According to Mattingly, this pandemic should be a lesson for all of us in how important it is to get information from good, reputable sources.

“If you want information about a legal issue, get it from a trusted, reputable lawyer – not your neighbor,” he said. “If your air conditioner doesn’t work, listen to the AC guy. If you want information about a medical issue like this, listen to the medical community – not a source that may tilt the information for some other purpose,” Mattingly said. “I’ve got to believe that had we heeded the warnings of the medical community, which started coming out in later January, rather than waiting until mid-March to even recognize the emergent, pandemic nature of this disease, we’d have much better control over the situation now and be in a position to return to a more normal routine much earlier.”

 

What happens when a patient tests positive?
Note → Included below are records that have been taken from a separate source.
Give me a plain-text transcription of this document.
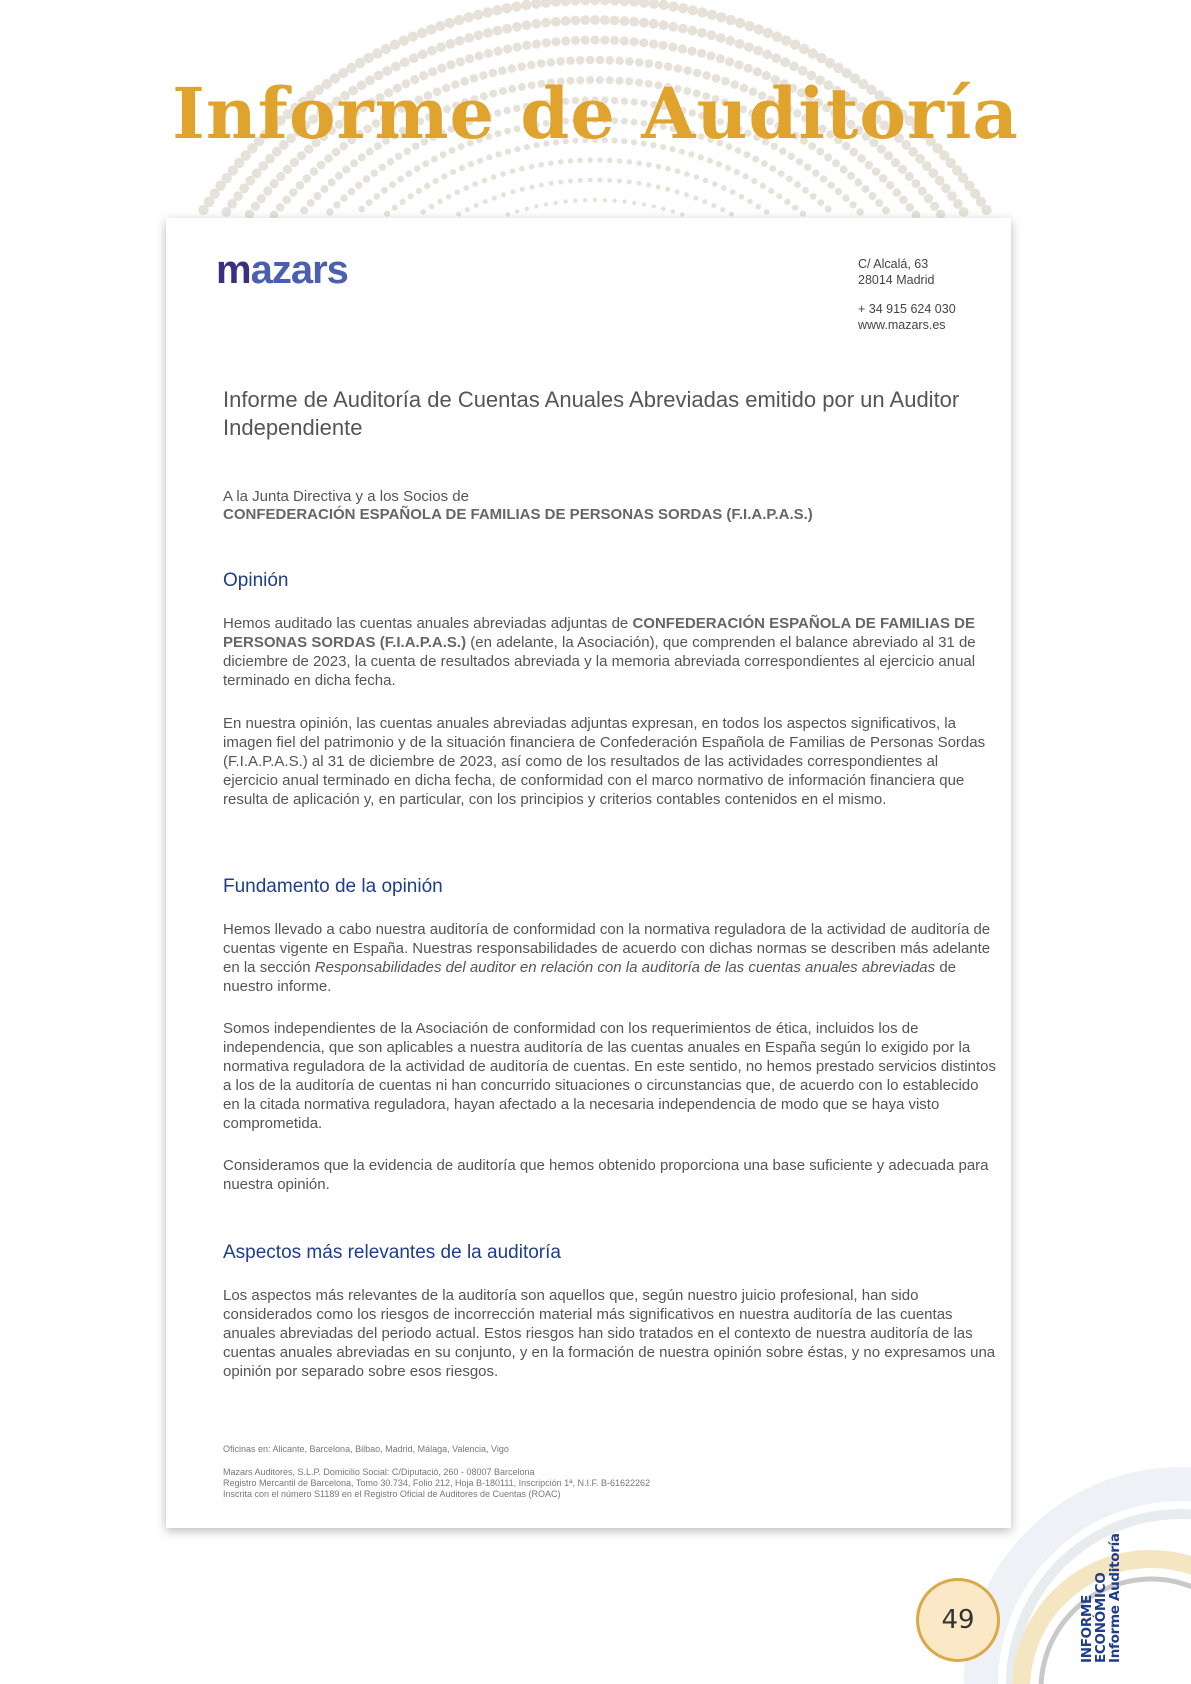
Informe de Auditoría
mazars	C/ Alcalá, 63
28014 Madrid
+ 34 915 624 030
www.mazars.es
Informe de Auditoría de Cuentas Anuales Abreviadas emitido por un Auditor Independiente
A la Junta Directiva y a los Socios de
CONFEDERACIÓN ESPAÑOLA DE FAMILIAS DE PERSONAS SORDAS (F.I.A.P.A.S.)
Opinión

Hemos auditado las cuentas anuales abreviadas adjuntas de CONFEDERACIÓN ESPAÑOLA DE FAMILIAS DE PERSONAS SORDAS (F.I.A.P.A.S.) (en adelante, la Asociación), que comprenden el balance abreviado al 31 de diciembre de 2023, la cuenta de resultados abreviada y la memoria abreviada correspondientes al ejercicio anual terminado en dicha fecha.

En nuestra opinión, las cuentas anuales abreviadas adjuntas expresan, en todos los aspectos significativos, la imagen fiel del patrimonio y de la situación financiera de Confederación Española de Familias de Personas Sordas (F.I.A.P.A.S.) al 31 de diciembre de 2023, así como de los resultados de las actividades correspondientes al ejercicio anual terminado en dicha fecha, de conformidad con el marco normativo de información financiera que resulta de aplicación y, en particular, con los principios y criterios contables contenidos en el mismo.

Fundamento de la opinión

Hemos llevado a cabo nuestra auditoría de conformidad con la normativa reguladora de la actividad de auditoría de cuentas vigente en España. Nuestras responsabilidades de acuerdo con dichas normas se describen más adelante en la sección Responsabilidades del auditor en relación con la auditoría de las cuentas anuales abreviadas de nuestro informe.

Somos independientes de la Asociación de conformidad con los requerimientos de ética, incluidos los de independencia, que son aplicables a nuestra auditoría de las cuentas anuales en España según lo exigido por la normativa reguladora de la actividad de auditoría de cuentas. En este sentido, no hemos prestado servicios distintos a los de la auditoría de cuentas ni han concurrido situaciones o circunstancias que, de acuerdo con lo establecido en la citada normativa reguladora, hayan afectado a la necesaria independencia de modo que se haya visto comprometida.

Consideramos que la evidencia de auditoría que hemos obtenido proporciona una base suficiente y adecuada para nuestra opinión.

Aspectos más relevantes de la auditoría

Los aspectos más relevantes de la auditoría son aquellos que, según nuestro juicio profesional, han sido considerados como los riesgos de incorrección material más significativos en nuestra auditoría de las cuentas anuales abreviadas del periodo actual. Estos riesgos han sido tratados en el contexto de nuestra auditoría de las cuentas anuales abreviadas en su conjunto, y en la formación de nuestra opinión sobre éstas, y no expresamos una opinión por separado sobre esos riesgos.

Oficinas en: Alicante, Barcelona, Bilbao, Madrid, Málaga, Valencia, Vigo
Mazars Auditores, S.L.P. Domicilio Social: C/Diputació, 260 - 08007 Barcelona
Registro Mercantil de Barcelona, Tomo 30.734, Folio 212, Hoja B-180111, Inscripción 1ª, N.I.F. B-61622262
Inscrita con el número S1189 en el Registro Oficial de Auditores de Cuentas (ROAC)
49	INFORME
ECONÓMICO
Informe Auditoría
The Lincoln Trail District Health Department (LTDHD) investigates all close contacts of a confirmed COVID-19 case. Close contact means they are within 6 feet of the confirmed case for at least 20 minutes or more. LTDHD officials call these individuals, and do a very in-depth investigation. 

“It takes our investigator anywhere from one and a half hours or longer to go through the complete interview,” said Terrie Burgan, public information officer for LTDHD. “Part of this involves determining contacts, travel history and the like. That is just one client. Then we repeat that same process with all of the contacts of the primary case.”
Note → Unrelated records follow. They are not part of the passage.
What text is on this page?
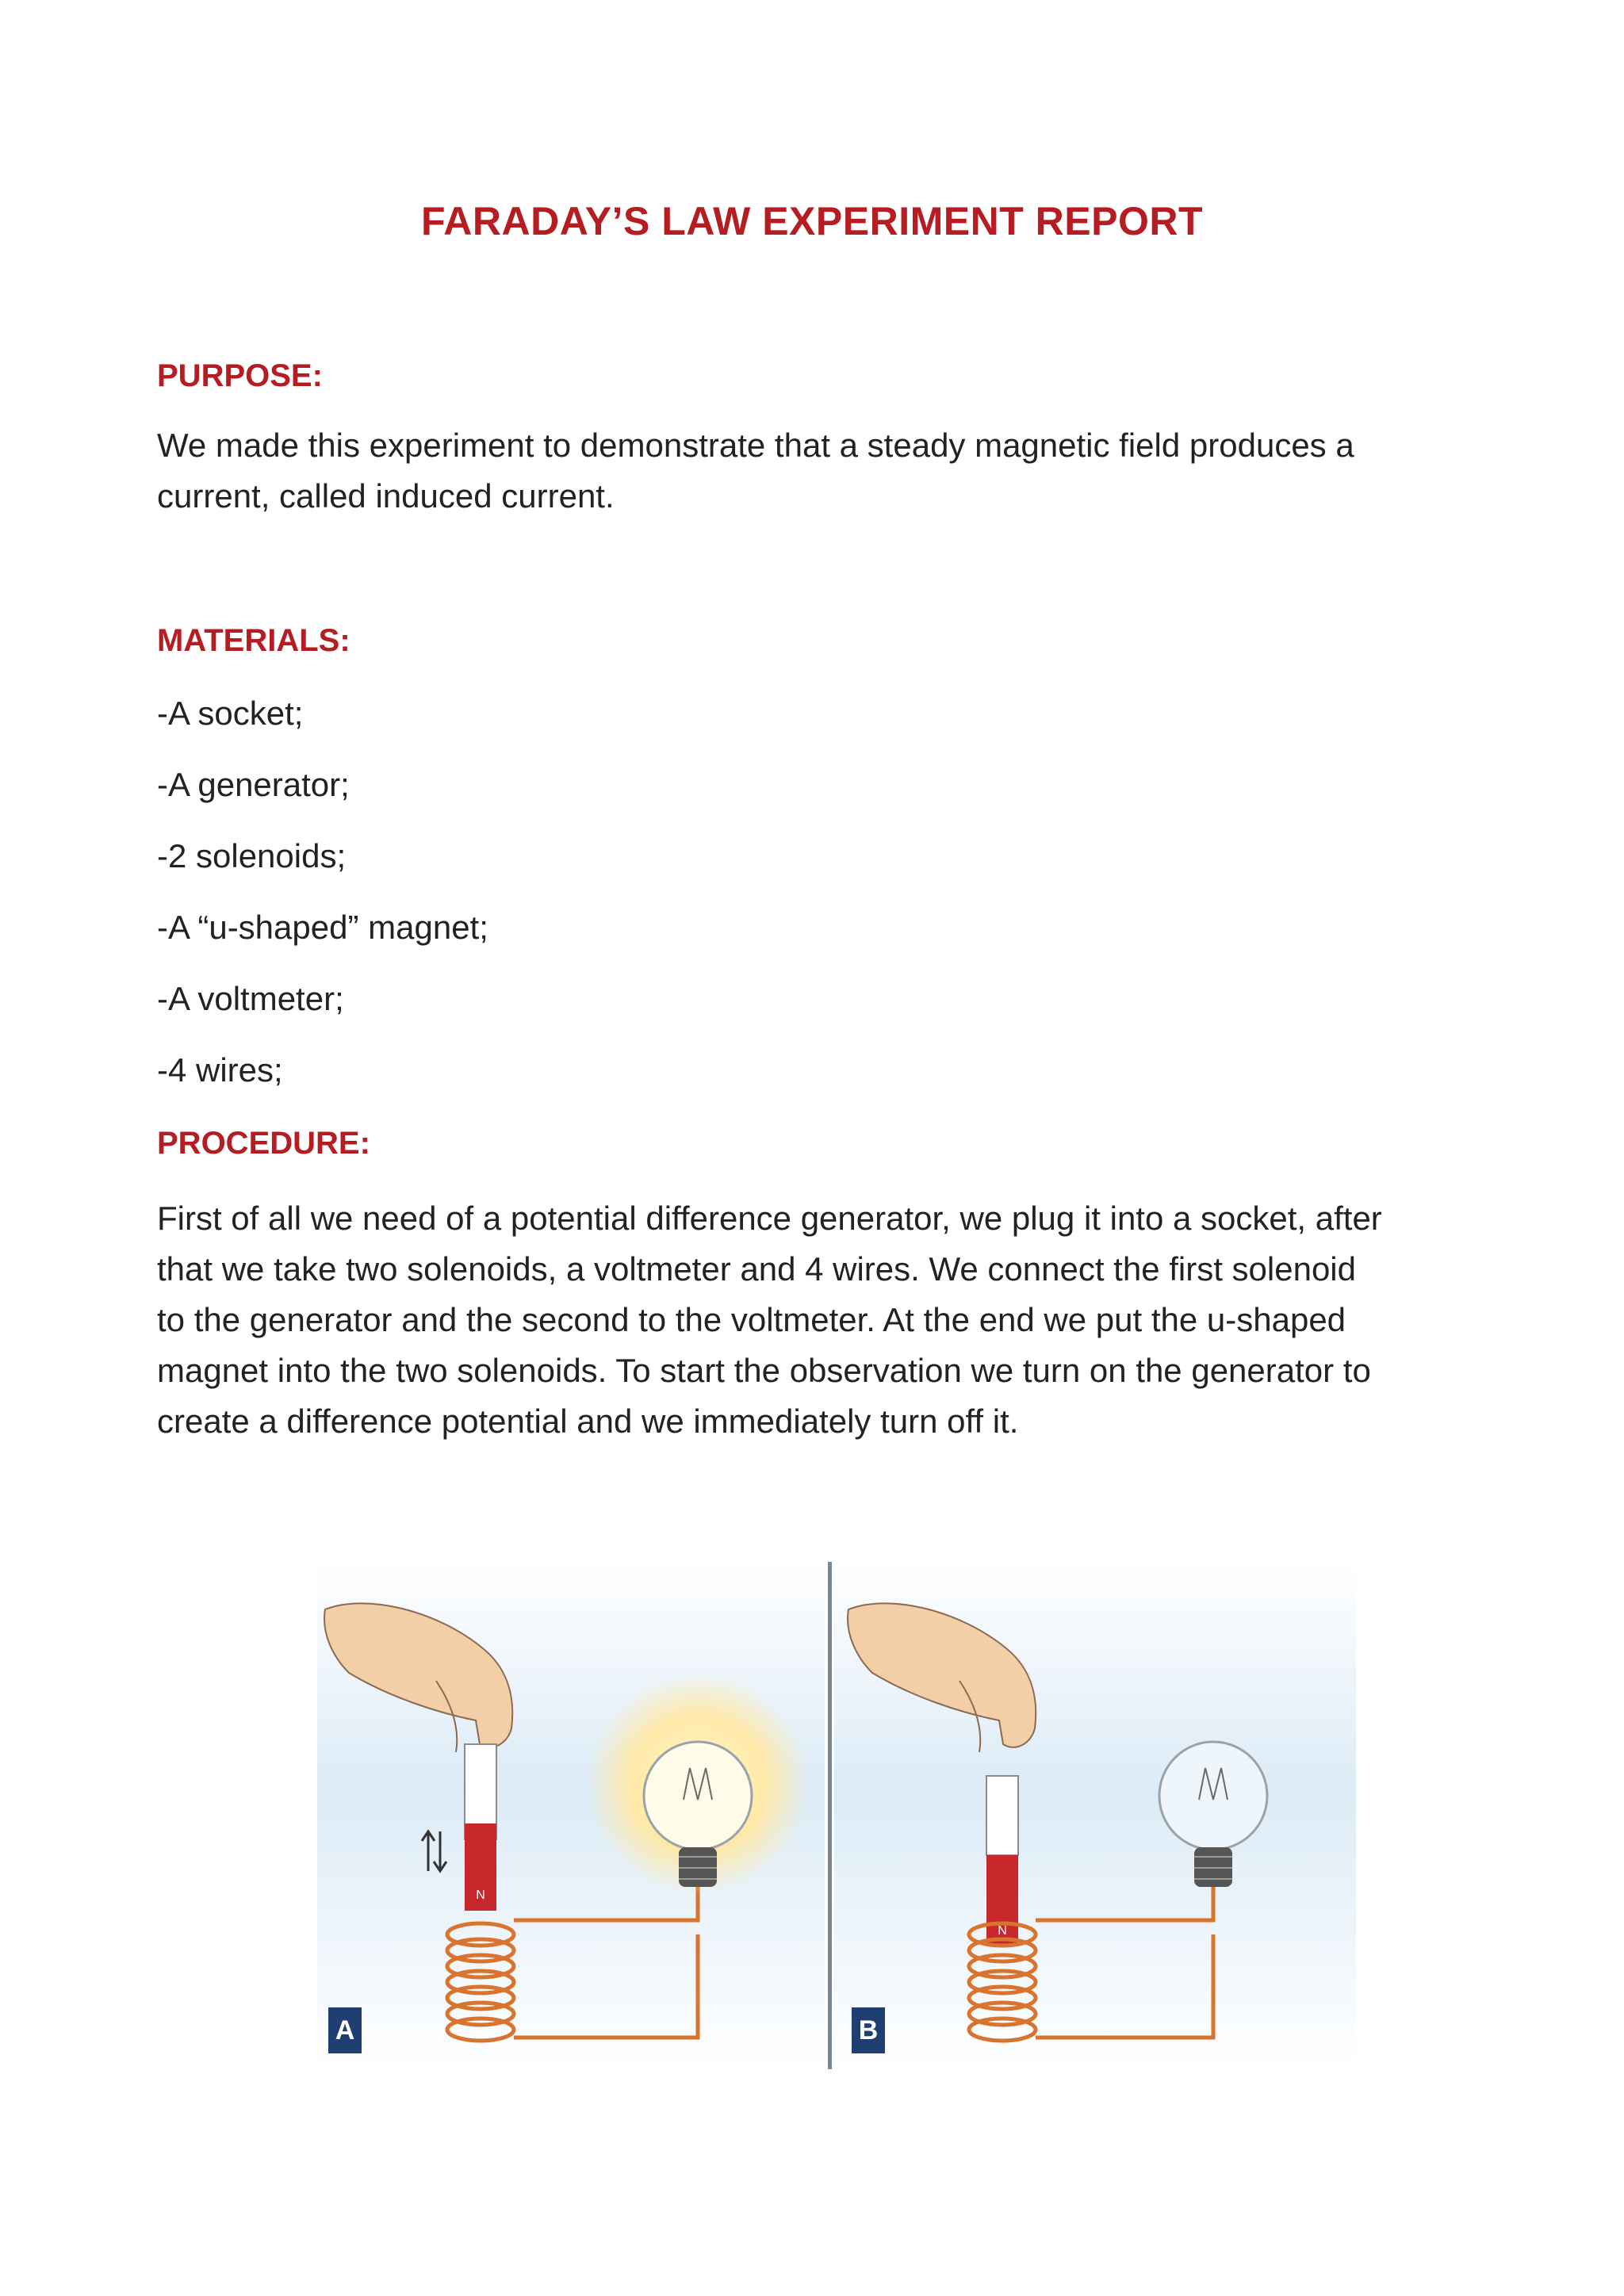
FARADAY’S LAW EXPERIMENT REPORT
PURPOSE:
We made this experiment to demonstrate that a steady magnetic field produces a
current, called induced current.
MATERIALS:
-A socket;
-A generator;
-2 solenoids;
-A “u-shaped” magnet;
-A voltmeter;
-4 wires;
PROCEDURE:
First of all we need of a potential difference generator, we plug it into a socket, after
that we take two solenoids, a voltmeter and 4 wires. We connect the first solenoid
to the generator and the second to the voltmeter. At the end we put the u-shaped
magnet into the two solenoids. To start the observation we turn on the generator to
create a difference potential and we immediately turn off it.
N
N
A	B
However, just because you came into contact with a COVID-19 case does not mean you are automatically required to quarantine.

“Walking by a positive case in a hallway or being in the same room as a positive case for a few minutes does not count,” Burgan said.

Individuals should keep practicing social distancing (6 feet or more apart), and follow CDC guidance to wear cloth masks when out in public. People should also refrain from touching surfaces and then touching your mouth, face, nose or eyes. And, as always, wash your hands often, and for at least 20 seconds with warm soap and water. Use hand sanitizer when soap and water aren’t available.

“These steps will go a long way in helping prevent the transmission of the virus,” Burgan said.